Use the black arrow tool to select the circle, then Shift-Alt-drag (Shift-Option-drag) the circle to the right to duplicate it (and constrain the movement to a straight line). Move it over as far as you think it will look good when cut out of the rectangle.

Now, don’t do anything else, but immediately hit Ctrl-D (Command-D). The circle will duplicate itself again, at the exact same distance as your original move! Keep hitting Ctrl-D until you have enough circles to fit the top of the rectangle.

Now, Alt-drag one of the circles to the side of the box to start the vertical line of circles. Shift-alt-drag that new circle down so you have two circles along the vertical side. Ctrl-D to duplicate that move several times until the circles line the vertical side of the box.

What I find is easiest now is to select the top row of circles, then Shift-Alt-drag them down to the bottom line of the box and create a copy. Then I select the vertical column of circles and Shift-Alt-drag them to make a copy on the other side. Finally, I end up with this:

In the Pathfinder palette, click the “Minus Front” button to cut the circles out of the rectangle to get this result:

And after importing this vector stamp shape into Photoshop, adding a picture, some text layers, and a drop shadow, this is what I get:

I’ll be out of town this next week… so have a great one!

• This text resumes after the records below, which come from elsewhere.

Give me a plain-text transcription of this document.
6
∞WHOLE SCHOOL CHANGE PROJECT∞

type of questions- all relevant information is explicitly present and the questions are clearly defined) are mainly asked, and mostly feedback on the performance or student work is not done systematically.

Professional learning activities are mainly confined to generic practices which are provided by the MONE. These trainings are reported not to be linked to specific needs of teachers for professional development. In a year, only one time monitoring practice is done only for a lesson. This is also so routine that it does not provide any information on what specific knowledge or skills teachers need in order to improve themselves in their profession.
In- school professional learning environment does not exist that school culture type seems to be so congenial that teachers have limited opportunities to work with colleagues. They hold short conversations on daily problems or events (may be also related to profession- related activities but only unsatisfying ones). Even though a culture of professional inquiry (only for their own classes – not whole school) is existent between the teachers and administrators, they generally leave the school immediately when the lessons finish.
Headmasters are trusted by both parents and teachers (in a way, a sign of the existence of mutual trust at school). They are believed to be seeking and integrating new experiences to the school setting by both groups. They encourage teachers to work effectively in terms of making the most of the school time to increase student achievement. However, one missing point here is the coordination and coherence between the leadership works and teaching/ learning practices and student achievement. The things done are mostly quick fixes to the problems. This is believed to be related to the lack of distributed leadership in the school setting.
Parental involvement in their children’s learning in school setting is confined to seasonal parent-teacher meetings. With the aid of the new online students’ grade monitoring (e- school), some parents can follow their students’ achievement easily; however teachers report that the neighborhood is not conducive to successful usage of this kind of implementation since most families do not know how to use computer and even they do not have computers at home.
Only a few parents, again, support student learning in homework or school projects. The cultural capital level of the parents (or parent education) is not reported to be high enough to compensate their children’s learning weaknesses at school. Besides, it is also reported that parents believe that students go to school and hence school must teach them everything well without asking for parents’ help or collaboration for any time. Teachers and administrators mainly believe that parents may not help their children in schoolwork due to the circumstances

  • Cool, I’ll use that one!

  • Nice, I’m saving up for Illustrator as you have really encouraged me to use it as I like the stuff you do with it.

  • That’s really cool Corrie, thanks. Till now I’ve been just a Photoshop user but with the Illustrator tuts you are turning up, I think that I’ll start painting the town red in it. ;)

  • Illustrator is king and so are the tips! Thank you. And put the skills to good use at our site. We’re offering a free Wacom Graphire tablet for our Halloween contest.

  • spags

    great tips! thanks …

  • spags

    how did you import it? I saved this as EPS in illustrator 10 , then opened the EPS in Photoshop 7.

  • Peter Witt

    Nice & simple tutorial to recreate the edge effect. Spags, you either have to change your settings in Illustrator to ‘preserve paths’ and then copy it to Photoshop – OR – convert the object to a Compound Shape and Export to a PSD file. It will be in the file as a Work Path, so it’s much more flexible.

  • Jono

    Good tip, well worth knowing for college project. Thanks

  • Sarah

    Thank you for taking the time to post handy tutorials like this for people like. It is very much appreciated!

  • Bob

    Exactly what I needed today! Thanks!